SUICIDE IN U.S. MILITARY HAS BEEN MAIN DRIVER OF DEATHS SINCE 9/11

The rate of suicides in the military is at its highest in nearly 90 years and there has been a noticeable jump in women personnel who end their lives, according to a new study from Brown University.

The Defense Department saw a 16 percent jump in suicides among troops in 2020, with 580 deaths total, the Military Times reported. More than 30,000 military personnel have killed themselves since the 9/11 attacks. The report said 22 members of the military kill themselves each day.

Jama Psychiatry reported that the COVID-19 outbreak has “raised considerable concerns about increased risk for suicidal behavior among US military veterans, who already had elevated rates of suicide before the pandemic.”

Fox News pointed out in January that more than 100 members of the U.S. military took their own lives in the third quarter of 2021. The figure is higher than the number of service members who have died from the coronavirus since the outbreak. As of January 8, 86 members of the military have died from the coronavirus, the report said.

TRENDPOST: The Trends Journal has reported extensively on the COVID-19 outbreak and subsequent mental health crisis in the country. (See MENTALLY ILL POLITICIANS CREATING MENTAL ILLNESS,” “LOCKDOWN LUNACY CREATING ‘MENTAL HEALTH PANDEMIC” and “MORE KIDS DIE FROM SUICIDE THAN COVID.”)

The Brown study found that the number of suicides in the military is at its highest rate since 1938, and women accounted for 7 percent of all suicides, which is up from 4 percent in 2012.

TRENDPOST: Instead of the U.S. sending billions to keep the battlefields bloodied in Ukraine, some of the funding could have been better used to work on how to defeat our troops’ biggest killer. 

The COVID-19 lockdowns have stolen the joy out of life and the country’s mental health may never recover. We still have not seen the long-term impact that the virus had on the country’s psyche. 

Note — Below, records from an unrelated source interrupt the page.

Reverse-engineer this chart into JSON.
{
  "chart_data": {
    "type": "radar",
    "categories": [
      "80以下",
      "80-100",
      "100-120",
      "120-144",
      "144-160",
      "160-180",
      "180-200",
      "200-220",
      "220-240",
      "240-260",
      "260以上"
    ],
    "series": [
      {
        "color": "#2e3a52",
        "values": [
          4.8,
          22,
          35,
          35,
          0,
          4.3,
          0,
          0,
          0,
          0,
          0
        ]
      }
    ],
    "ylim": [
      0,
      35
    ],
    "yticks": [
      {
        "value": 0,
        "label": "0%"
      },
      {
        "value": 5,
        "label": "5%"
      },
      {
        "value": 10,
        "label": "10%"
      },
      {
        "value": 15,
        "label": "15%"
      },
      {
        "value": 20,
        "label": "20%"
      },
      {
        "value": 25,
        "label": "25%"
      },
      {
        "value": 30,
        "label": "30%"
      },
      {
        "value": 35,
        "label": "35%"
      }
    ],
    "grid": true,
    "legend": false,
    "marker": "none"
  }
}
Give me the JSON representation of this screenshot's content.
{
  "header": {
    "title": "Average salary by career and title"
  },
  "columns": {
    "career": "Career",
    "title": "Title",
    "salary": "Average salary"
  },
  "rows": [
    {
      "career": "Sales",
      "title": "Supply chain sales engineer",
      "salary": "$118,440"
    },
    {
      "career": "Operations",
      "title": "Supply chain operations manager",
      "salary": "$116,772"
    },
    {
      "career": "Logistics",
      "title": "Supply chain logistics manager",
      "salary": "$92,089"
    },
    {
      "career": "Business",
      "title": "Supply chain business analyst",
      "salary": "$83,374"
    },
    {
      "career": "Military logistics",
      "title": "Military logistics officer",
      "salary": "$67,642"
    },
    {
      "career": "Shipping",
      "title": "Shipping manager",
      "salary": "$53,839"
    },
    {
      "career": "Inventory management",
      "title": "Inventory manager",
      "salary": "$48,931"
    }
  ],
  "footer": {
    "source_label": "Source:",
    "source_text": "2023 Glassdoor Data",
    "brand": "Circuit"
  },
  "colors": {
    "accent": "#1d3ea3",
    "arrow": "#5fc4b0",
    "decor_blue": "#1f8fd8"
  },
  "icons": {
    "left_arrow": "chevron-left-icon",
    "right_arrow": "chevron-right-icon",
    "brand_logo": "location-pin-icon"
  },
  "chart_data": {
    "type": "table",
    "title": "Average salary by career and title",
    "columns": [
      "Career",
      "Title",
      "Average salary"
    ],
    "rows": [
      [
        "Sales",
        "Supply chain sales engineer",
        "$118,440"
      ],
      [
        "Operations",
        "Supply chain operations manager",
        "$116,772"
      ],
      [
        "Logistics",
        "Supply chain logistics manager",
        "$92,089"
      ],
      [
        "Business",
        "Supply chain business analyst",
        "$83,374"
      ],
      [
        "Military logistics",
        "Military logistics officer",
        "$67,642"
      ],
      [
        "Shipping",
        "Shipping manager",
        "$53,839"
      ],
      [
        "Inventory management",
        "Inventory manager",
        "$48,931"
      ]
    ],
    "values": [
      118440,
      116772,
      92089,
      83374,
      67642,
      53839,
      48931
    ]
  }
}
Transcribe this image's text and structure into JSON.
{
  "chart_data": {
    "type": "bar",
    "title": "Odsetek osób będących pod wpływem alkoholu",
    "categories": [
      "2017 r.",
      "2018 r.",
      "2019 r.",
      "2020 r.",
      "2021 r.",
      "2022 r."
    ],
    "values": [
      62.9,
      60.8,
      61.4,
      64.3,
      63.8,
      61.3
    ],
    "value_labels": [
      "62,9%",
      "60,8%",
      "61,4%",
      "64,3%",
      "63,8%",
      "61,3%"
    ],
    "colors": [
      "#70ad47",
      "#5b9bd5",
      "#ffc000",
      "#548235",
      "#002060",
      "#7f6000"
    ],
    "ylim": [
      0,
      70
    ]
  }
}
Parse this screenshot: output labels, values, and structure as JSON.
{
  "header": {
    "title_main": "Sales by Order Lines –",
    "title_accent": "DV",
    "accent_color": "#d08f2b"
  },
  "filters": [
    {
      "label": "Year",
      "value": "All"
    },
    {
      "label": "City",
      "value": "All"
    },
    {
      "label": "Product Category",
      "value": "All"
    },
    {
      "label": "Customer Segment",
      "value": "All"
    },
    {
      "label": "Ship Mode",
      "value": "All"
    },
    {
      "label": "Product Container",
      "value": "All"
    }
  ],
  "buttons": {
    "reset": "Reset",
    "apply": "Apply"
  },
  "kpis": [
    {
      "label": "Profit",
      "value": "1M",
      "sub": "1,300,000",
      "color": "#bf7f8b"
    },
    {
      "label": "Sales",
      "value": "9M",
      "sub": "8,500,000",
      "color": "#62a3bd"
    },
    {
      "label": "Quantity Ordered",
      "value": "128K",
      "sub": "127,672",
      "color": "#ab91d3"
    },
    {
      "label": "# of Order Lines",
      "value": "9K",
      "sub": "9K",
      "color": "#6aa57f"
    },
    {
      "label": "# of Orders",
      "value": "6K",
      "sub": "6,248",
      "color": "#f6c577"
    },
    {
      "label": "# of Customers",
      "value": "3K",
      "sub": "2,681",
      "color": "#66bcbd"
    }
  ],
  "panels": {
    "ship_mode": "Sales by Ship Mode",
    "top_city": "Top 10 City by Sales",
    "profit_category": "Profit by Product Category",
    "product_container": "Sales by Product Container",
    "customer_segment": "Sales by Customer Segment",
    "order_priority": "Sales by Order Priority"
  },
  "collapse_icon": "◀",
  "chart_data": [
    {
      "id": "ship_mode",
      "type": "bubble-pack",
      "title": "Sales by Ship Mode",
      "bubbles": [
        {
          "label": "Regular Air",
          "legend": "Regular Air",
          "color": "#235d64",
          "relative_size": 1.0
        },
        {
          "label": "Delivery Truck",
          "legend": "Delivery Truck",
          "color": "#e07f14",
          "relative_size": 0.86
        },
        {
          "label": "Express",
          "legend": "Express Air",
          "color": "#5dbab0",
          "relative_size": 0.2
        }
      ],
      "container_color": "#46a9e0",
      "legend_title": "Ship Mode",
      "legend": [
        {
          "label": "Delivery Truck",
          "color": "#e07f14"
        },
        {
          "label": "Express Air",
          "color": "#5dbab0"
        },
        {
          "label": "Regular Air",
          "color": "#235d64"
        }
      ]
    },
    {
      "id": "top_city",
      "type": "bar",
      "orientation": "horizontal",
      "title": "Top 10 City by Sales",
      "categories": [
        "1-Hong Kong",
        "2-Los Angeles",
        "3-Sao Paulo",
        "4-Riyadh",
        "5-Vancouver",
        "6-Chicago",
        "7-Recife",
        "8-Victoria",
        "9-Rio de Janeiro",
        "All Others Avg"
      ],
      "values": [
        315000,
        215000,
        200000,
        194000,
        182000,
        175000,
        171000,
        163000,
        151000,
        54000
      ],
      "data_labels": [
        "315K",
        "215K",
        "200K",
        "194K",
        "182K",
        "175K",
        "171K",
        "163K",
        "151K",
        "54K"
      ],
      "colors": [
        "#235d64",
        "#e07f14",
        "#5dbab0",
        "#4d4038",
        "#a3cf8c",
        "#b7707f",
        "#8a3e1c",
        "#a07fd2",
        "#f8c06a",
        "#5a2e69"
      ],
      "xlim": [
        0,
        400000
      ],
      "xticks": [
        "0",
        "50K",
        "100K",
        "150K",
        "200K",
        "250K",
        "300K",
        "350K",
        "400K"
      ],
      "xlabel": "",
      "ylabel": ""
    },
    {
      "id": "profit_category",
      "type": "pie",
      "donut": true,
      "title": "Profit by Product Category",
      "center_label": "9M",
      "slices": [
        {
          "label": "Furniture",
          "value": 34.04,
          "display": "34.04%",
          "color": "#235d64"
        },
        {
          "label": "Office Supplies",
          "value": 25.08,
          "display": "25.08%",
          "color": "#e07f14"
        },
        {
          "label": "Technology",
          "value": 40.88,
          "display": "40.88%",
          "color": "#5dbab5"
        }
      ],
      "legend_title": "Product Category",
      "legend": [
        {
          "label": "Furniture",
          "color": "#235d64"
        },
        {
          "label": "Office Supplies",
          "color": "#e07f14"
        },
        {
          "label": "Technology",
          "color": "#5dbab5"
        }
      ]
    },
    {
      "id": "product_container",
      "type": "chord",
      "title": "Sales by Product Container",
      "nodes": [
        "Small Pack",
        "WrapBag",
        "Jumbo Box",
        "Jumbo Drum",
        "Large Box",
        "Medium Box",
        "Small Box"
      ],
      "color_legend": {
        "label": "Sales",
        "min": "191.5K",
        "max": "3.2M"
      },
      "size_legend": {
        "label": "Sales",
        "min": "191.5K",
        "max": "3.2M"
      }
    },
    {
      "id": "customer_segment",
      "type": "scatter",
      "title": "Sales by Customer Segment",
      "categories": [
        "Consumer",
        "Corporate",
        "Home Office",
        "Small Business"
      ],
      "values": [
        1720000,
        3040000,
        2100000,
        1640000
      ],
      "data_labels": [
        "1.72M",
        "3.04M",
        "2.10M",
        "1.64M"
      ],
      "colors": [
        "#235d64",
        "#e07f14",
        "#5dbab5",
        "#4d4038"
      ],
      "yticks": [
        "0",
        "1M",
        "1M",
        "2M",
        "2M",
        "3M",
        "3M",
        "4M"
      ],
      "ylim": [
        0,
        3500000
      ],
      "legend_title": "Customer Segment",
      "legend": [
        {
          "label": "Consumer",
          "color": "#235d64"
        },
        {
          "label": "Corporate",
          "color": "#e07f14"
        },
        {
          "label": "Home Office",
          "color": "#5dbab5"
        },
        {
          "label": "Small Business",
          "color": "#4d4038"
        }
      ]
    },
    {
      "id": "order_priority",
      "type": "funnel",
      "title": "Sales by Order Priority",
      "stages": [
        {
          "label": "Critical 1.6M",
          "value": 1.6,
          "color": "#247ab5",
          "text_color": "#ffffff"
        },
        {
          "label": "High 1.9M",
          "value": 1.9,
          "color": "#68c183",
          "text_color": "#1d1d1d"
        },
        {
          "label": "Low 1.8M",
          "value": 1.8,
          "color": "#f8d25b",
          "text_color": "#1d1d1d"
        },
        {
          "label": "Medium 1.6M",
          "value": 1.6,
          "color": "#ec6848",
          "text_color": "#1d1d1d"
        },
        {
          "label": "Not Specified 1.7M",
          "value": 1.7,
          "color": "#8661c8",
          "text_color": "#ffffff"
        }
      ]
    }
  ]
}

TRENDPOST: Regarding military suicides, as Gerald Celente, the founder of Occupy Peace, wrote in 2015:

On a personal level, who would want to be in a relationship if it’s a constant battle? Whether between a couple or among nations, the choices are clear. Who doesn’t prefer peace to war? Living in peace provides many more benefits, is more joyous, enhances beauty and encourages creativity. 

The march to war brings only death and destruction and breeds hatred and revenge. Some 22 U.S. veterans commit suicide each day; another 53 attempt suicide each day. 

That should be headline news. How can the rationale that war is both a moral and an acceptable way of life be promoted while peace is just brushed off and dismissed as just a remote possibility? If that is true, then maybe we should be called the “inhuman” race because there is nothing human about a constant state of war.